Genelde tarif edildiği gibi Hitler’in Alman Devleti’nin üstünlüğüne inanan aşırı bir Alman milliyetçisi olmadığını, daha ziyade ırksal bir anarşist olduğunu iddia ediyor. Bu anlayışa göre devlet kavramı gereksiz, kanunlar anlamsız, ahlak ise sadece göstermelik. Hitler’in anlayışına göre dünya bir an önce doğal düzene geri dönmeli, yani acımasız ırksal rekabetin serbest bırakıldığı düzene. Dünya yüzünde herkesin birbirine adil davrandığı bir düzen sunidir. Irk olarak üstün olan yaşamaya devam etmeli, barınamayanlar da yok olmalıdır. Orman Kanunu türü bir düşünce. Irksal mücadele iyidir.

O halde soykırıma neden Yahudilerden başladı? Hitler, insanların birbirini ‘insani’ görmeye başlamasının kökünde Yahudiler olduğunu iddia ediyor. İlkel çağlarda birbirini öldüren, açlıktan ölümlere göz yuman, topraklara göz diken rekabetin, Yahudiler tarafından gerek toplumsal anlaşmalar gerek din, gerek de dayanışma ile yok edildiğini düşünüyor. Böylece, Yahudilerin kökünden temizlenmesi, bu ekolojik dengesizliği sona erdirmek için iyi bir başlangıç. Dünyayı devlet gibi Yahudi icadı kurumlardan da kurtarmayı hedeflemekte.
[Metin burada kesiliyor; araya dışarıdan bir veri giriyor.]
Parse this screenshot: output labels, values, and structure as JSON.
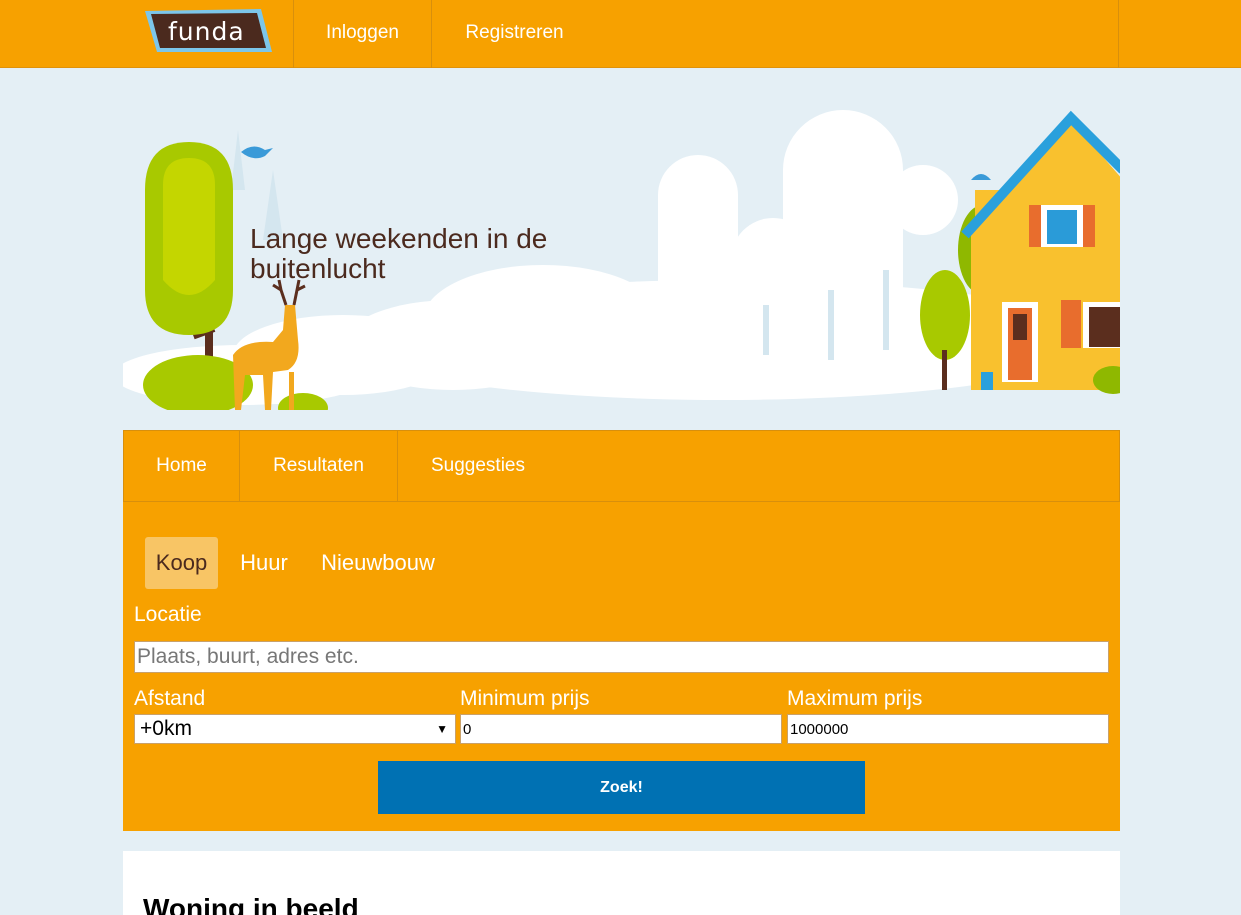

Kitapta, Hitler’in Alman Devletini, sadece kuvvetli ırkların kalacağı ilkel düzene geçmek için bir basamak yaptığı iddia ediliyor. Yani Hitler aslında bir Alman milliyetçisi değil. Alman ırkının bu ekolojik dengesizliği düzeltecek üstün ırk olma ihtimalini öngörüyor. Ancak emin de değil. Nitekim Sovyetler Birliği’ne karşı yapılan savaşta yenilgi aldığında tepkisi ‘ne yapalım, Almanlar kaybetti, bu Rusların daha güçlü olduğunu gösterir. Doğanın hükmü budur’ olmuştu.

Sonuçta Hitler’in milliyetçiliği aslında kendi büyük emeline kitleleri dâhil edebilmek için bir araç. Almanların ekonomik güç kazanma hassasiyetini kullanarak iktidara geliyor.

Bu tür düşünceleri olan bir lider rasyonel olabilir mi sizce? Kitapta bunun cevabı da var. Ve sanırım bu cevap yazının güncel hale gelmesini sağlıyor: Çok kudretli olmak için dünyayı rasyonel görmek gerekmiyor. Hatta antisemitizm gibi hedefli bakış açıları günü kurtarmak için çok faydalıdır. Kitleleri bağlı tutar, gerçekliği az da olsa iktidarı sürdürülür hale getirir. Hannah Arendt buna bir isim vermiş ‘kurgusal dünya’, ama sizler isterseniz ‘alternatif gerçek yaratmak’ da diyebilirsiniz.

Bunu bir uyarı olarak görmek gerektiğini savunuyor Snyder. 1914 ile 1941 yılları arasında yaşanan bütün olumsuzlukları bir millete yükleyip ‘nihai çözüm ‘ adı altında yok etmek, her ne kadar irrasyonel görünse de o zamanın bağlamında kabul görmüş. Kriz global bir ‘salgın hastalık’la açıklanmış.

Sonuçta günümüzde de gerek finansal gerek de siyasi istikrarsızlığı açıklamak için antisemitizmi, ya da henüz adı konmamış bir olguyu global bir salgın gibi gösteren liderler çıkabilir. Ve bunu yapan, çok rasyonel olmasa da kabul görebilir.